After going through 10 different issues it will prompt you with which candidate you side with the most. Then it has a break down of the percents of the amount you side with for the other remaining candidates.
According to Buzzfeed, Tinder will be collecting the anonymized data, with the potential to release it “if it makes sense,” which presumably means “if our users don’t all turn out to be massive Trump fans.”
At the end, as well as showing your match, Tinder will also help you register to vote if you haven’t already, simply by emailing you the form relevant to where you live in efforts to increase voting numbers across the United States.
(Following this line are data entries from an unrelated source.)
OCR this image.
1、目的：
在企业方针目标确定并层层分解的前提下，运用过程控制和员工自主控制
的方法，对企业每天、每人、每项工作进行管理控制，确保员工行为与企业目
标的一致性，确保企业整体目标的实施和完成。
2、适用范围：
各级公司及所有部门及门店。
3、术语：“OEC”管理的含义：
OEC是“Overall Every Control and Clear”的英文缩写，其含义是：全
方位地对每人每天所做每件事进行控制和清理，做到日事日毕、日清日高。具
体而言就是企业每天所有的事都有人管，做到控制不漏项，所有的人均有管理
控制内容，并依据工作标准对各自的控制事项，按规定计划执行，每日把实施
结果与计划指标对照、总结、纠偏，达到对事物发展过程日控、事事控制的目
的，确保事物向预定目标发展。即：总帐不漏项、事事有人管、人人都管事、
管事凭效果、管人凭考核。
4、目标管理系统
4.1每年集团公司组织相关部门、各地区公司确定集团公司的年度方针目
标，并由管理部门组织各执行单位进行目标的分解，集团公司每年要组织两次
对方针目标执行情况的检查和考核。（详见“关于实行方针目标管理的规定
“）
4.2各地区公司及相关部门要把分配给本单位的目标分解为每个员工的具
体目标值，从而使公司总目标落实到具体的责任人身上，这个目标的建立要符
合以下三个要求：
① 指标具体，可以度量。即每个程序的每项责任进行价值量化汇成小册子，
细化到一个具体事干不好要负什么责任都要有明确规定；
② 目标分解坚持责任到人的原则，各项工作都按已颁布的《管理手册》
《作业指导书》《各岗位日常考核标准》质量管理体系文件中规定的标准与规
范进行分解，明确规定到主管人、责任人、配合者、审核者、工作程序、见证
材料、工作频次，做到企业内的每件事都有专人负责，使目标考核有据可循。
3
Around the Hub: Boston Parking App
The City of Boston has created a new app for helping the tourist and residents of Boston with the tedious task of parking in the city. The app will allow you to pay your meter fee directly from the app. The worry of not having enough change is in the past! The app also has handy pop-up reminders if your meter time is running low.
When downloading the app it will ask for your car information and your choice of payment method. After all the required information is entered you are able to park at any metered spot, enter the zone number that is listed on the nearest meter, and enter the amount of time you’d like to stay, with a max of two hours.